Police did not say much about Perez. They cordoned off a 22-unit brick apartment building in a quiet working class subdivision, across the street from the Ohio River, as they searched Perez's apartment. Records indicate that Perez had lived at times in Florida and South Carolina.

His Cincinnati neighbors said they didn't know much about Perez, who they believed often worked from home and kept to himself. Neighbor Karen Rose said Perez's car recently broke down, leading him to take the bus; she said he seemed "standoffish" and often had ear buds in.

Cincinnati Mayor John Cranley, D, said in an interview with The Washington Post that the gunman appeared to be actively shooting at random inside the bank building when officers confronted him, and they "were able to kill him and stop the threat."

"This should never be a normalized thing. We have innocent people going to work and getting shot," Cranley said. "This is an epidemic of gun violence. These kinds of mass random things are similar to inner city violence that rip apart low-income communities, and both those and the ones we are seeing all across the country - in churches, in schools, in nightclubs - are so tragic. This is an American problem. We have to put human lives before ideology."

Richard Newcomer, 64, a construction supervisor who was doing a project at the bank, was killed there Thursday morning. Wes Cotter, a spokesman with Gilbane Building Co., said Newcomer was at the skyscraper to gather details for ongoing work when he was shot.

"It's such a tragedy," Cotter said. "There are no words to describe how we're feeling."

Police had not publicly identified the two others killed.

Hamilton County Prosecutor Joe Deters said the gunman had several hundred rounds of ammunition with him when he was killed. "This could have been a bloodbath beyond imagination," Deters said.

An official who spoke on the condition of anonymity because the investigation is just getting underway said police are investigating the gunman's mental health record.

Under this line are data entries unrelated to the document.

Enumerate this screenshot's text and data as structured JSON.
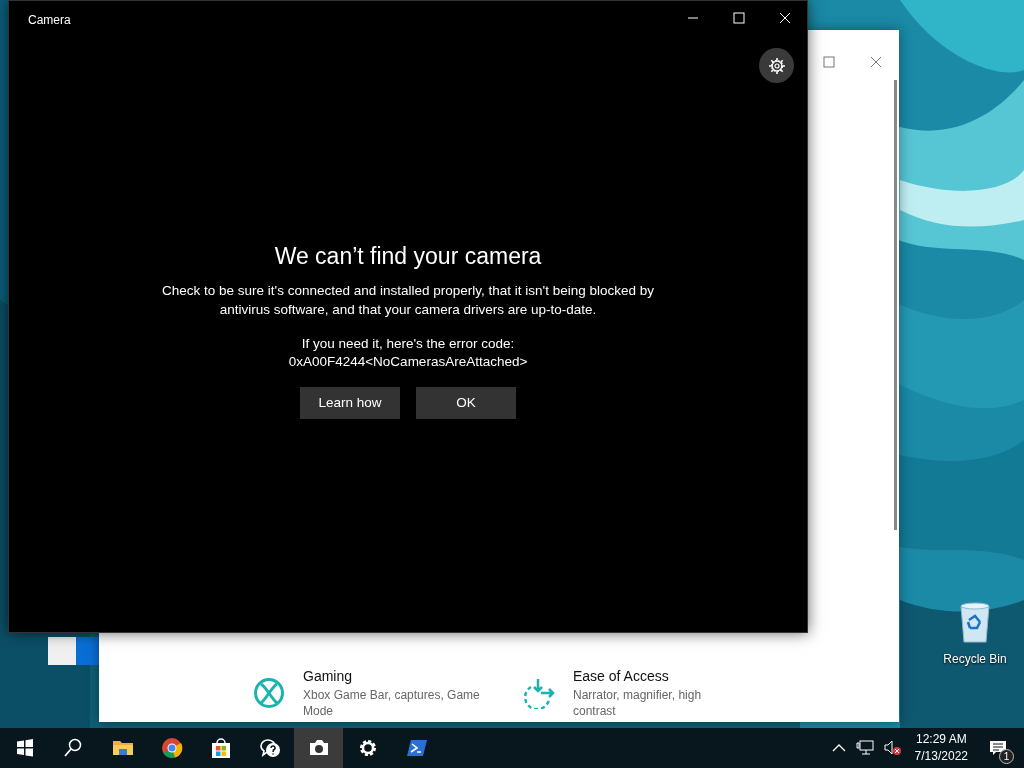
{
  "desktop": {
    "icons": [
      {
        "label": "Recycle Bin",
        "kind": "recycle"
      }
    ]
  },
  "settings_window": {
    "tiles": [
      {
        "kind": "gaming",
        "title": "Gaming",
        "description": "Xbox Game Bar, captures, Game Mode"
      },
      {
        "kind": "access",
        "title": "Ease of Access",
        "description": "Narrator, magnifier, high contrast"
      }
    ]
  },
  "camera_window": {
    "title": "Camera",
    "heading": "We can’t find your camera",
    "message": "Check to be sure it's connected and installed properly, that it isn't being blocked by antivirus software, and that your camera drivers are up-to-date.",
    "code_label": "If you need it, here's the error code:",
    "code": "0xA00F4244<NoCamerasAreAttached>",
    "buttons": [
      "Learn how",
      "OK"
    ]
  },
  "taskbar": {
    "apps": [
      {
        "kind": "start",
        "selected": false
      },
      {
        "kind": "search",
        "selected": false
      },
      {
        "kind": "folder",
        "selected": false
      },
      {
        "kind": "browser",
        "selected": false
      },
      {
        "kind": "store",
        "selected": false
      },
      {
        "kind": "help",
        "selected": false
      },
      {
        "kind": "camera",
        "selected": true
      },
      {
        "kind": "settings",
        "selected": false
      },
      {
        "kind": "terminal",
        "selected": false
      }
    ],
    "clock": {
      "time": "12:29 AM",
      "date": "7/13/2022"
    },
    "notification_count": "1"
  }
}
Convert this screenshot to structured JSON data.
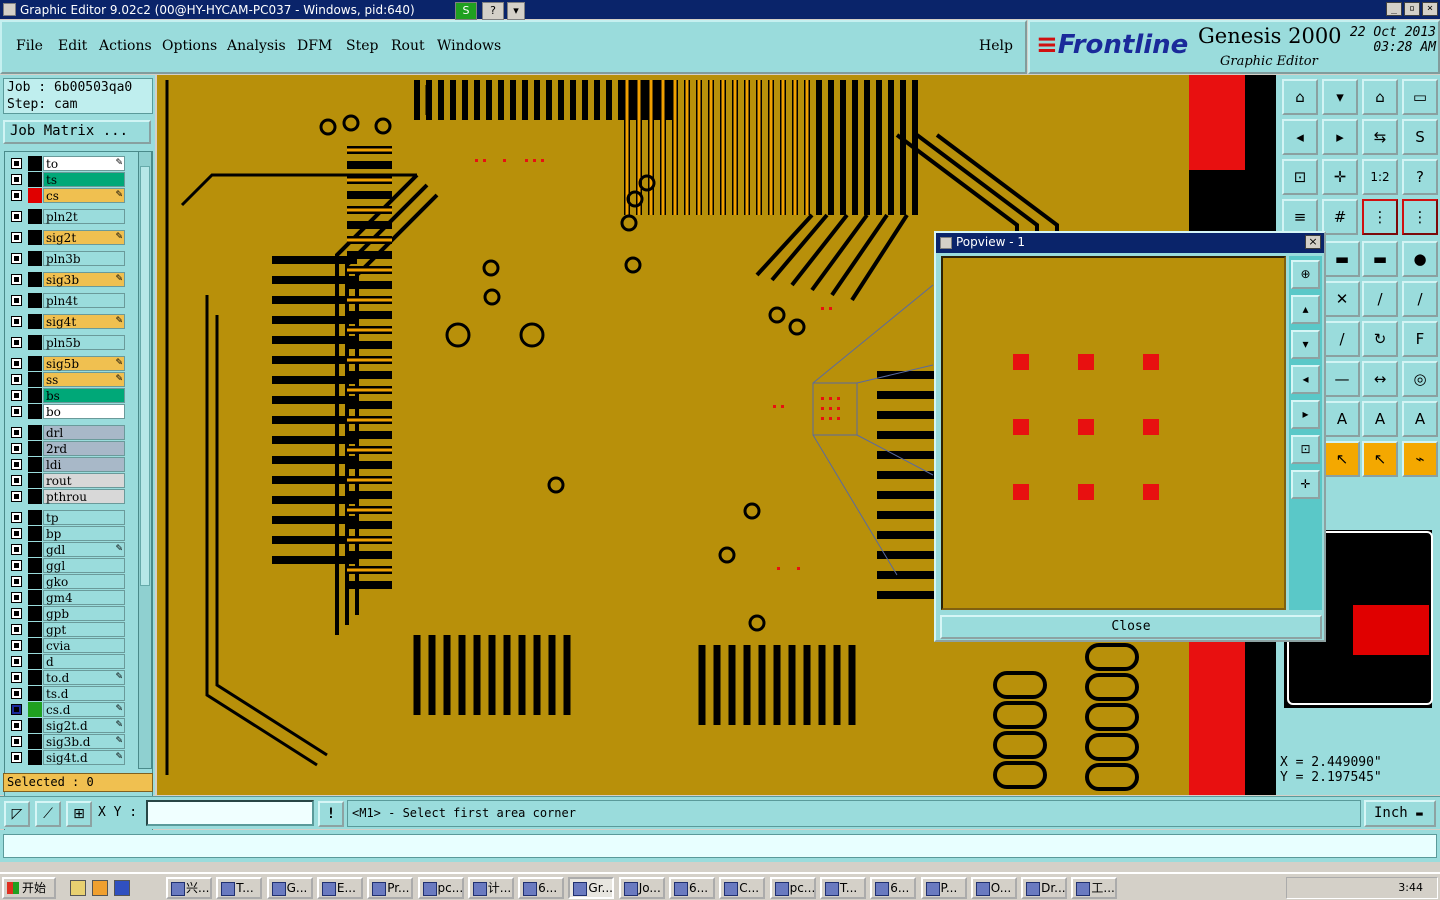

One witness, Leonard Cain, told the Cincinnati Enquirer that he was going inside the bank when someone yelled that he shouldn't because of the shooting. He said a woman also was walking into the bank at the same time, but she had headphones on and apparently couldn't hear their warnings.

"She walked in the door and he shot her," Cain told the Enquirer.

Bank manager Greg Harshfield, who on the 29th floor of the building when the shooting began, said he heard multiple shots and saw police arrive almost immediately.

"We could see there was a large police presence that seemed to come quickly and could see them blocking Fountain Square," Harshfield told reporters. "We knew immediately something was wrong. We're of course rattled."

Television footage showed bodies being carried out on stretchers and police surrounding the area around the Fifth Third Center skyscraper, which is the bank's corporate headquarters. Three men and one woman were transported to the University of Cincinnati Medical Center, hospital officials said. One has died, two are in critical condition and one is in serious condition. Each had gunshot wounds, officials said.

Officials from the Bureau of Alcohol, Tobacco, Firearms and Explosives arrived on the scene to sweep the building, agency spokeswoman Suzanne Dabkowski said.

By lunchtime, the normally bustling area was quiet and the Red Cross was handing out water and snacks to displaced workers in the 90 degree heat.

The Cincinnati Reds announced that the team planned to have a moment of silence "in honor of the victims" before the national anthem at Thursday night's game against the San Diego Padres.

"It's heartbreaking," Cranley said. "This is not normal, and it shouldn't be viewed as normal. This is abnormal. No other industrialized country has this level of active multiple shooting on a regular basis. . . . I think there's something deeply sick at work here, and we as a country have got to deal with it."